Когда мы в первый раз дошли до Кармелитской, я сначала не мог поверить своим глазам. Если бы я только что не видел повсюду умирающих от голода детей, я бы подумал, что евреям в гетто живется просто замечательно. Там были лавки, набитые деликатесами. Но потом Антон объяснил мне, что в этом месте, на углу Кармелитской и Новолипской, где раньше была гостиница «Британия», находится деловой и увеселительный центр гетто и живут здесь в основном евреи-богачи и торговцы валютой, а также всякие гестаповские агенты, наемники крупных контрабандистов и другие люди преступного мира. В этом месте в тот период мы как раз и зарабатывали.
Но я хочу вернуться к рассказу о моем первом походе по туннелям.
Когда мы наконец добрели до цели, я уже думал, что еще шаг — и я свалюсь без сознания. Мы прошли через дыру в какой-то погреб, отчим оставил свой мешок внизу, а сам поднялся по железной лестнице, зажег фонарик, взял железную палку, подвешенную сбоку на ржавой цепи, и постучал ею по железной крышке люка: семь ударов в определенном ритме. На мгновение остановился и потом снова повторил. И так до тех пор, пока нам не открыли.

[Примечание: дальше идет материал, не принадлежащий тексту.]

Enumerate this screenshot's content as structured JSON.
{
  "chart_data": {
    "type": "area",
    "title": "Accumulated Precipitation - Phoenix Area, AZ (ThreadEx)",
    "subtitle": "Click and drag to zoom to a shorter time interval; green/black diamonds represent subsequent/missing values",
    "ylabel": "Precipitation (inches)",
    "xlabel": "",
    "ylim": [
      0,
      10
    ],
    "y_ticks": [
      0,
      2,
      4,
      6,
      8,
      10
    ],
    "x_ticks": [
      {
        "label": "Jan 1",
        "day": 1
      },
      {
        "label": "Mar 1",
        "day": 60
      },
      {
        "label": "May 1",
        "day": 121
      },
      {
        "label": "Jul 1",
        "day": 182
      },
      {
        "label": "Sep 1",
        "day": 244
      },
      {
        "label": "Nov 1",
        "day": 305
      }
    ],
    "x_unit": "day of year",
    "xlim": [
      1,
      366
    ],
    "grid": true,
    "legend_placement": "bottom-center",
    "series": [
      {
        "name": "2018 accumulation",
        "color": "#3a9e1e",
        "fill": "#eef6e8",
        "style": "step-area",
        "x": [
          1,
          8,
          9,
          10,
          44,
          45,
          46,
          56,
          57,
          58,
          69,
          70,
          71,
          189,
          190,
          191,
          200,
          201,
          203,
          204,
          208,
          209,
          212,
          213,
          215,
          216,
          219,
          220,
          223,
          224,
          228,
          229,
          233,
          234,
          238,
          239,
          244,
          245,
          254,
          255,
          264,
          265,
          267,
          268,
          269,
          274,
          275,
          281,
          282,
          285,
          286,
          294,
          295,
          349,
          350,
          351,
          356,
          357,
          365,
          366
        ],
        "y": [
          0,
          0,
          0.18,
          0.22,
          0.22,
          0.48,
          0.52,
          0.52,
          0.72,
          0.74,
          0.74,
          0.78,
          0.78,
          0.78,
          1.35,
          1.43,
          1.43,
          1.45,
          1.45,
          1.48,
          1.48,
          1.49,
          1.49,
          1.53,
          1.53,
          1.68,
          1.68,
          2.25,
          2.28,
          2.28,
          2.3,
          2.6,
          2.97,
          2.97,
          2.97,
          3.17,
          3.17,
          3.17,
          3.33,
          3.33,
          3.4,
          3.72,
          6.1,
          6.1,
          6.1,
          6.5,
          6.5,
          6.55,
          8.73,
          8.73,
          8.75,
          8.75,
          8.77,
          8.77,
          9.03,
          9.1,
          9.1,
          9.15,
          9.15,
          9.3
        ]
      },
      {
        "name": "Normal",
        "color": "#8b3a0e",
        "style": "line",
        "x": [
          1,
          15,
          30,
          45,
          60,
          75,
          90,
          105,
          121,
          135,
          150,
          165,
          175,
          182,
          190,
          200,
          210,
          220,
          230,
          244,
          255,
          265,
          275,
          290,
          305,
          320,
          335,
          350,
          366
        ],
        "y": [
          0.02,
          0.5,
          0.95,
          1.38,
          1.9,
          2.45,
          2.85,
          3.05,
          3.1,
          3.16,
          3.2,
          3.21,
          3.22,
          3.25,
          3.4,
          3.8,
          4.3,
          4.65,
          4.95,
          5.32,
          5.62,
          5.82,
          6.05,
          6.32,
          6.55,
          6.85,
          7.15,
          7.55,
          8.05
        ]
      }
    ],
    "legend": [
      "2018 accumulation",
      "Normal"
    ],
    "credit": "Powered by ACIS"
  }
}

У нас был заведен такой порядок: мы заранее звонили по телефону и передавали шифрованное сообщение, так что только наши клиенты могли понять, когда мы придем, в какой день и час. Звонили мы «врачу» — польскому служащему на фабрике, где был телефон. Наши клиенты давали ему взятку, чтобы получить это сообщение. И тогда они ждали нас в назначенный день и час. Позже, когда мы уже ходили к другим клиентам, «щеточникам», — это было после того, как немцы вывезли из гетто большинство евреев, — порядок был тот же, только тогда мы звонили уже не «врачу», а другому польскому служащему на фабрике.
В первое время постоянными клиентами отчима были три брата, три религиозных еврея вроде тех, которых я не раз видел до войны в еврейском квартале. Эти люди и их жены казались мне тогда уродливыми и совершенно чужими, то ли из-за их странных одеяний, то ли из-за бород и париков, то ли из-за чужого языка, то ли из-за всего вместе — из-за той нищеты и тесноты, которые и перед войной были их уделом.
В первый мой приход к этим братьям я даже затрясся от страха, когда они вдруг появились в дыре над нами и протянули руки, чтобы помочь нам поднять мешки. Мы вылезли из подвала, присели на минуту отдохнуть, а потом Антон растер окаменевшие пальцы и открыл принесенные нами мешки. Я начал вынимать продукты и передавать ему один сверток за другим, а он принялся раскладывать все это на столе. Три брата сидели, непрерывно что-то бормоча на своем языке, и глаза их безумно сверкали. Отчим разложил перед ними хлеб, и сыр, и масло, и селедку, и яблоки, и сахар, а потом расставил бутылки водки, как будто мы собирались открыть здесь продуктовую лавку и уже остаться в гетто навсегда.
Отчим с трудом мог читать польскую газету, но тут вдруг оказалось, что он умеет говорить на идише. Помню, как я был потрясен во время этого первого прихода к трем братьям, когда услышал, как он говорит с ними на их языке. Обычно ненавистники евреев имеют привычку передразнивать интонации еврейской речи, чтобы лишний раз посмеяться и поиздеваться над евреями. Мой отчим тоже не любил евреев. И вдруг он заговорил совсем как они. Со всеми теми интонациями, которые в моих ушах звучали как издевательское передразнивание.